If you had 80,000 icons to move things around on you screen, how much space would need? Odds are there will not be
any workspace left. The disk on the right has 98,696 pixels. Remove a few for a control hub and you wind up with 80,000
icons or so, 1 pixel square. Add a few absolute direction paths and a few option plates, and you have a 3D-Controller.
The image on the left can move things around realtime in 3D space. Have you ever wanted a icon controller to move by steering objects around like your driving a car or flying a airplane ? How about a 3D nudging tool that has 80,000 icons. Sounds bizzar? That is what this image controller does. It will perform 5 basic functions and will also record the motions for playback. To add a full 6 way direction, you need two color image plates. To work in 2D with 3 different viewports, you need three more color plates, some way to move it around, have different scaling values, and support both positive and negative values. Now add in the realtime dynamic driver to detect direction change, and a few options like hover and screen taping/clicking. Add a compass diagonistic and edge detector and you wind up with a magical circular image that you can hover a cursor above or click on.
How does it work ?
Each pixel is engineered to be a total value of 200 with either RG RB GB values and the third value of the RGB color is 0. The XYZ and RGB values are one in the same for Distance. X is Red, Y is Green and Z is Blue. Direction is by evaluating pixel value at cursor position compaired to the previous cursor position and RGB values. I ran into all kinds of problems with paint programs and hade to build a image one pixel at a time.

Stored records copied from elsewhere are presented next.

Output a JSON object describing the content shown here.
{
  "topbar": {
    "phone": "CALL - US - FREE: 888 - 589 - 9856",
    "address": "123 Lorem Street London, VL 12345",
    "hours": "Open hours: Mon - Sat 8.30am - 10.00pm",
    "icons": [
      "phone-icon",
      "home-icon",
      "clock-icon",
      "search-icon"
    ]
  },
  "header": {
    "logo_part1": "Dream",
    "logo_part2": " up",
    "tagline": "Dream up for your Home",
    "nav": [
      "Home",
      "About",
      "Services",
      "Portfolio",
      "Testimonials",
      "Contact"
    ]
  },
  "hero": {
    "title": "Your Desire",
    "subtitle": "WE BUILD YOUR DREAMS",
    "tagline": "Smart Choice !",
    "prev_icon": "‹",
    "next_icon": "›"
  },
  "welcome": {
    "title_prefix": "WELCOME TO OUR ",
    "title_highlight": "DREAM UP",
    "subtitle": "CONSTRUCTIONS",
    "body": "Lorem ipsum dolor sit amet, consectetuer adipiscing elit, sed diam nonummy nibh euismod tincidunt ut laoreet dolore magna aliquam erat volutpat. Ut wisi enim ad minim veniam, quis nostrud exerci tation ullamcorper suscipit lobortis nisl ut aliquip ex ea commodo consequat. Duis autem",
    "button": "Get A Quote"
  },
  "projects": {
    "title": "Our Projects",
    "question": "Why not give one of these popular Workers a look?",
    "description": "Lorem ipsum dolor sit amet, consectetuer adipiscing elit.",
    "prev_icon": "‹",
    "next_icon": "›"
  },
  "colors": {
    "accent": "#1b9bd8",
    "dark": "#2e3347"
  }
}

This second Image was built in Rhino with a special
program I wrote to build 1 mm square surfaces and color them as they were built. I tried different paint programs but could not
get the pixels to be at total of 200 with only 2 colors present. Second problem was it is square and I needed a circle.
This is where paint programs enter, I could do the rgb
replacements and mirroring in them, a few surface revolves in Rhino to get the maping circular, and I wound up with my first test
disk. Now I could start to play around with it. Well, even though I have 3 color, 6 directions, I did not have the ability to go
between a positive blue - positive green with the first disk. So along came disk 2. Now the controller has to swap plates when your
working in a perspective or isometric viewport. Okay now we are cooking, its not all that bad because there are really only 2
colors that swap on the left side of the 3 color plates. A single plate works great for directional nudging but has problems when
driving or flying. You really need a way to go any direction at any time.
Along comes 3 each 2D orthographic plates. Note the hub colors change slightly. So now the plate count is up to 5 and getting more complex that I wanted. However the 4 viewports in Rhino now have a special plate for each viewport, note that 2 of the plates have Z pointing up/down so they work in a max viewport and with the world coordinates.

Okay, so now what. Well I wanted to offer as many options as possible to use the five plates. Driving, thats something you may want to do in a animation. Its hard to model with a drive option because the selected object moves as if its being driven around like a car or airplane. The rest of the styles can be used when your modeling. What about recording and having a sub-macro run when your driving stuff. Say you want a helicopter blade or two spinning at the same time its flying. The text file can be read in per frame so you can use motion scripts and record them for playback later. Why play back ? ... The objects can get heavy with details and take along time to update the screen. If you record with a few curves on layers that are used in the script, then recording speed is alot faster, then after a few test runs using a wireframe skeleton are run, substitute the wireframe for the real objects and re-run the replay with the real stuff.
Currently the program is for v2 only. I want to spend some time with it in v3 before I publish it. Check back later if your interested in playing around with it.